It’s moments like this that coax my soul away from the canyon called overwhelmed and back into the land of being enough, imperfectly so. Moments when I’m supposed to be somewhere else doing something, fighting my fights for an education or a career or rent money or a relationship or hair that seems washed, or something else that I really do want or think I want or sometimes want. Moments when I’m horizontal on the couch instead, sipping coffee, listening to the rain, humming myself right out of tune. In my defense—not that I need one, that’s what I’m saying—I’m sick. But the longer I sip my coffee, snuggled under a blanket, watching videos of sloths taking baths, the more alive, the more refreshed, the more healed I feel.
Don’t get me wrong, and don’t get yourself worried. I wasn’t spiraling into any sort of dark, sad-filled thing. I was just feeling kind of stretched out, with not very many days to stop and look around and think about my toes and listen to my stomach gurgle. Don’t you know your toes deserve your thoughts every now and then?

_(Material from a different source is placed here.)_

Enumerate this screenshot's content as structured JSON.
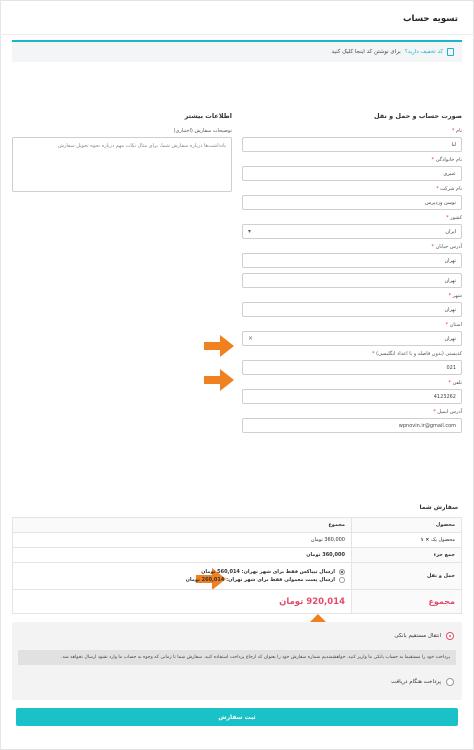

And then, I spent a couple of days feeling rather crappy, for lack of a better word. It wasn’t that I could put a finger on what felt wrong, but I felt off. I felt tired and achy and I was all “Somebody make me some tea!” but all my moms were far away and I just couldn’t figure out what was up, besides that I felt like it was all too much. At the same time, I couldn’t imagine checking out of life for a headache, and when the people who love me well kept asking me to do so, I thought, “Don’t you know I could never go home? Don’t you know they need me?” So even when the doctor told me, rather matter-of-factly, that I had an infection in my head (and she led with that phrasing, “infection in the head”), I thought, “well, that’s the pits, but you know I have to be at work at 8 a.m., don’t you? You know those people rely on me to size their photos and you know none of them know commas like I do, don’t you?”
And of course, the truth of the matter is that they’ve taught me all I know, but that’s a secret. Hemingway said to let them think you’re born a writer, but these people make me look good.
It wasn’t until 4 a.m. this morning that I realized my comma skills—their being remarkable being rather debatable—could, in fact, be lived without. And perhaps it was the haze of bacterial-ridden sleep, but I thought to myself, “I can’t get up in three hours for commas.” And right then and there, I wrote an email that said just that in a really nice, hopefully coherent way, and I went back to sleep (and dreamt some really strange dreams, but that’s another post for another rainy day.)
It’s incredible, really. I’m missing literature as we speak, and Samuel Taylor Coleridge has not called me yet and scolded me for missing out on the analysis of the scintillating “Rime of the Ancient Mariner,” which is good on multiple levels, because if he did, I might have more bacterial side effects than originally thought. I haven’t gotten any frantic calls from the office, with someone wailing, “I CAN”T FIGURE OUT THIS RUN-ON SENTENCE, RUN, DON”T WALK!” Perfectly fine, since I can’t tout my run-on sentence skills. It must be true, then; my sitting on the couch hasn’t broken all that many hearts. In fact, it has healed one indeed.
The good news (maybe I should have led with this) is that I’m perfectly fine, especially two antibiotic doses in, and I’ll be back in the game soon (read: I’m going into work at 2 p.m. today.) Alright, so it was really just a few hours of wallowing, but any more and I’d start organizing Tupperware and talking to my toes. Off all my revelations, here’s the most important one, right in the middle of my bible reading for the day. Almost certainly, it crafted for my heart on this very day, and you’d better believe I am thankful for it.
“The LORD will fight for you; you need only to be still.” —Exodus 14:14
On the strength and beauty of that promise, I think I’ll have another cup of coffee.